2013/12/28

Spanish Government Finds Way to Break Mediterranean Corridor

Forced by Europe to build the TEN-T core Mediterranean rail corridor, Spain makes the stretch between Castelló and Vandellòs standard European gauge, requiring freight trains to pass through Madrid.

Trans-European Transport Network (courtesy EC)
The European Union forced Spain to complete the Mediterranean corridor, which is part of the Trans-European Transport Network (TEN-T), to run from Algeciras in the South of Spain to the Hungary-Ukraine border and beyond, with SEA links as far as Cyprus and Helsinki. But the Madrid government has found a way to make the link useless for freight.

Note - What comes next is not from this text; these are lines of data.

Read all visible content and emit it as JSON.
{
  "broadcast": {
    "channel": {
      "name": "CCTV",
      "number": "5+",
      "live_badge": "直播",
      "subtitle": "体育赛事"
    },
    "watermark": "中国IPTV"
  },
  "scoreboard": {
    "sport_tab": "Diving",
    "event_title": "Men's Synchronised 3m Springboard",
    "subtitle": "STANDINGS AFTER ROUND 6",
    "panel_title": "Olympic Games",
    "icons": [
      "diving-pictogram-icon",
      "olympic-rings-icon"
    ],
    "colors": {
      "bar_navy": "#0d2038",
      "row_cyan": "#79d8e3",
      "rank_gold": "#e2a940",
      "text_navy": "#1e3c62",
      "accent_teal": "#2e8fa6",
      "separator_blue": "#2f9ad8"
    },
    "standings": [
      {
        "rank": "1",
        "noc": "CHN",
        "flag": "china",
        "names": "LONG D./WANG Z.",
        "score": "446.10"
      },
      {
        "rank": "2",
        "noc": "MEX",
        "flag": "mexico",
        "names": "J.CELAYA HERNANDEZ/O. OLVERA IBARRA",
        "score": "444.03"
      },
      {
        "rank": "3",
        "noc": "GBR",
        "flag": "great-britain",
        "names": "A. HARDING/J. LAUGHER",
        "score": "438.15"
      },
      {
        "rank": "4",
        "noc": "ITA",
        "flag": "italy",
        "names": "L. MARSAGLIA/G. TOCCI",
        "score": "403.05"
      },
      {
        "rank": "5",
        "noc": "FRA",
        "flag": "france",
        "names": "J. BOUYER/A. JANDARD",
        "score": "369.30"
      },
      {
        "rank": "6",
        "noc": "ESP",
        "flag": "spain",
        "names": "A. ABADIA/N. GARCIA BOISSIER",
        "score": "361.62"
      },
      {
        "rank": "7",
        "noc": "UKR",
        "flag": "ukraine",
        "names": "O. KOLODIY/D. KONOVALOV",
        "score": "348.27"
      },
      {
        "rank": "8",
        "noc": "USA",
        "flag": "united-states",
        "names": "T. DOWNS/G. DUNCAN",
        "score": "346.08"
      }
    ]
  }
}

In an absurd decision last week, the Spanish government issued a tender for the section between Vandellòs in Catalonia and Castelló in Valencia, but only for European gauge and not for the broader Iberian gauge standard in Spain. This section has been paralysed for decades, with a single-track in the better part of this stretch. But now, suddenly, the whole section will be made anew and only in European gauge. So freight trains coming up from the south will have to divert at Valencia to Madrid before going on to Europe. A low blow, especially for industry in Valencia.

The decision is unbelievable. There were three alternatives. The first was to lay a European gauge route parallel to the current Iberian gauge. The second was to lay European gauge rails right alongside the current Iberian gauge track, sharing the infrastructure, and the third option was to tear up the current route to lay one exclusively European gauge track. This was the most expensive and business leaders in both Valencia and Catalonia advised against it. But it's what Madrid has chosen.

The reason is obvious. The effect achieved by maintaining the single-track stretch between Castelló and Vandellòs, paralysed for decades, had been to complicate direct transit to Europe for industries in the Mediterranean Basin. As the European Union finally forced Spain to complete the link, the same effect can now be achieved in reverse, thus avoiding European sanctions. With an exclusively European gauge, all freight trains departing South of Castelló will have to go via Madrid if they are to go to Europe. Madrid thus gets part of the central corridor that the European Union had rejected, but the EU can not accuse the Spanish of not fulfilling the obligations it imposed.

Valencian and Catalan business leaders were perplexed yesterday by the Ministry of Public Works and Transport's proposal.